Fernando abrió la boca para contestar; pero la voz se apagó en sus labios y no pudo articular una sola palabra.

—¡Hoy los dichos, mañana o pasado la boda!… ¡Diablo!, mucha prisa os dais, capitán.

—Danglars —repuso Edmundo sonriendo—, digo lo que Mercedes decía hace poco a Caderousse: no me deis ese título que aún no poseo, que podría ser de mal agüero para mí.

—Dispensadme —respondió Danglars—. Decía, pues, que os dais demasiada prisa. ¡Qué diablo!, tiempo sobra:
El Faraón
no se volverá a dar a la mar hasta dentro de tres meses.

—Siempre tiene uno prisa por ser feliz, señor Danglars; porque quien ha sufrido mucho, apenas puede creer en la dicha. Pero no es sólo el egoísmo el que me hace obrar de esta manera; tengo que ir a París.

—¡Ah! ¿A París? ¿Y es la primera vez que vais allí, Dantés?

—Sí.

—Algún negocio, ¿no es así?

—No mío; es una comisión de nuestro pobre capitán Leclerc. Ya comprenderéis que esto es sagrado. Sin embargo, tranquilizaos, no gastaré más tiempo que el de ida y vuelta.

—Sí, sí, ya entiendo —dijo Danglars. Y después añadió en voz sumamente baja—: A París… Sin duda, para llevar alguna carta que el capitán le ha entregado. ¡Ah!, ¡diantre! Esa carta me acaba de sugerir una idea… una excelente idea. ¡Ah! ¡Dantés!, amigo mío, aún no tienes el número 1 en el registro de
El Faraón
. —Y volviéndose enseguida hacia Edmundo, que se alejaba—. ¡Buen viaje! —le gritó.

—Gracias —respondió Edmundo volviendo la cabeza, y acompañando este movimiento con cierto ademán amistoso. Y los dos enamorados prosiguieron su camino, tranquilos y alborozados como dos ángeles que se elevan al cielo.

Capítulo
IV
Complot

D
anglars siguió con la mirada a Edmundo y a Mercedes hasta que desaparecieron por uno de los ángulos del puerto de San Nicolás; y volviéndose en seguida vislumbró a Fernando que se arrojaba otra vez sobre su silla, pálido y desesperado, mientras que Caderousse entonaba una canción.

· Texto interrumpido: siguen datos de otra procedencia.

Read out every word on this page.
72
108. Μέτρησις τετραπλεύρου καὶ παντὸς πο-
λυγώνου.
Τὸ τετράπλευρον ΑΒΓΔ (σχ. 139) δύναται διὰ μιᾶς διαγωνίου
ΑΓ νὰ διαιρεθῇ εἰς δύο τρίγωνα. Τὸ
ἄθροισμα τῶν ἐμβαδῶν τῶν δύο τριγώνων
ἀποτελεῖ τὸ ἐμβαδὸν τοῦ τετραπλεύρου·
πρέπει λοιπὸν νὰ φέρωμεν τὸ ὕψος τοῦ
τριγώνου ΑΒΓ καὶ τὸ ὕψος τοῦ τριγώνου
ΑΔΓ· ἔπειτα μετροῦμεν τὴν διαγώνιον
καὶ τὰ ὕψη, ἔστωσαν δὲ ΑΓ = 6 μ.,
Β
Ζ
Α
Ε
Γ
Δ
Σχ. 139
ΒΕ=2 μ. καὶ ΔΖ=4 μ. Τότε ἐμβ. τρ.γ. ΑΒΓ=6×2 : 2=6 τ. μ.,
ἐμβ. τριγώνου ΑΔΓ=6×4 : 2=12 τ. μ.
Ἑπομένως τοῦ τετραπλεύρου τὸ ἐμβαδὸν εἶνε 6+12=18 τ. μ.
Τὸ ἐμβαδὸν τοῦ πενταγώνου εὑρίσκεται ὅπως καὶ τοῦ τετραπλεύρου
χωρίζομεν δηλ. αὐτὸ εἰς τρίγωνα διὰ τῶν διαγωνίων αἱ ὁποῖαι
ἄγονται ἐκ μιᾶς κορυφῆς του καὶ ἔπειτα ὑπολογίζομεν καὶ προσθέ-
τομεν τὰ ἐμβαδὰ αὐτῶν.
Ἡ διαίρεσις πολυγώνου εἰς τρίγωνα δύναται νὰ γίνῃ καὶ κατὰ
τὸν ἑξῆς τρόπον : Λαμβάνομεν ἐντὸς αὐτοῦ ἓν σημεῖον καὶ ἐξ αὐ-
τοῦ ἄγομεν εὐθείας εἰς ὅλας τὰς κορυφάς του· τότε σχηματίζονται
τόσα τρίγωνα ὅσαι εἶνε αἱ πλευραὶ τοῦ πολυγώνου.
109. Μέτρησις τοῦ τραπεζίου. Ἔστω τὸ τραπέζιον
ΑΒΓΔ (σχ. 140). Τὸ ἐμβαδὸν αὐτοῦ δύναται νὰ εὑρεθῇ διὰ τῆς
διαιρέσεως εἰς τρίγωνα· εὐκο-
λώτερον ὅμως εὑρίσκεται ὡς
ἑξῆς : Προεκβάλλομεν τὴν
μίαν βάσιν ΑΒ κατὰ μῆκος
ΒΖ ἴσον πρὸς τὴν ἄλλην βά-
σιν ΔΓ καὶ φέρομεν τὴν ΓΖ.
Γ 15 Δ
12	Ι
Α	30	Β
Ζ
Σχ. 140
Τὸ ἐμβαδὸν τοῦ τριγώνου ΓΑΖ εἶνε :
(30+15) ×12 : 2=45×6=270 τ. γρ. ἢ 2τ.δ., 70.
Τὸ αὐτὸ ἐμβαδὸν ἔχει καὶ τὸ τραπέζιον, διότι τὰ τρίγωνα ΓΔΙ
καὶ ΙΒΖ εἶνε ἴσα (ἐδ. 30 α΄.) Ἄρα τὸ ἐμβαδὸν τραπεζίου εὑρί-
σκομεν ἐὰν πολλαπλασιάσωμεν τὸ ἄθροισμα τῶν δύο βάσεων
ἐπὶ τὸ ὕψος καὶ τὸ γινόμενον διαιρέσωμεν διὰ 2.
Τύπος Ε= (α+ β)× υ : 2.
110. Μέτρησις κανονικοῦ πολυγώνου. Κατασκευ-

—¡Ay, señor mío —dijo Danglars a Fernando—, creo que esa boda no le sienta bien a todo el mundo!

—A mí me tiene desesperado —respondió Fernando.

—¿Amáis, pues, a Mercedes?

—La adoro.

—¿Hace mucho tiempo?

—Desde que nos conocimos.

—¿Y estáis ahí arrancándoos los cabellos en lugar de buscar remedio a vuestros pesares? ¡Qué diablo!, no creí que obrase de esa manera la gente de vuestro país.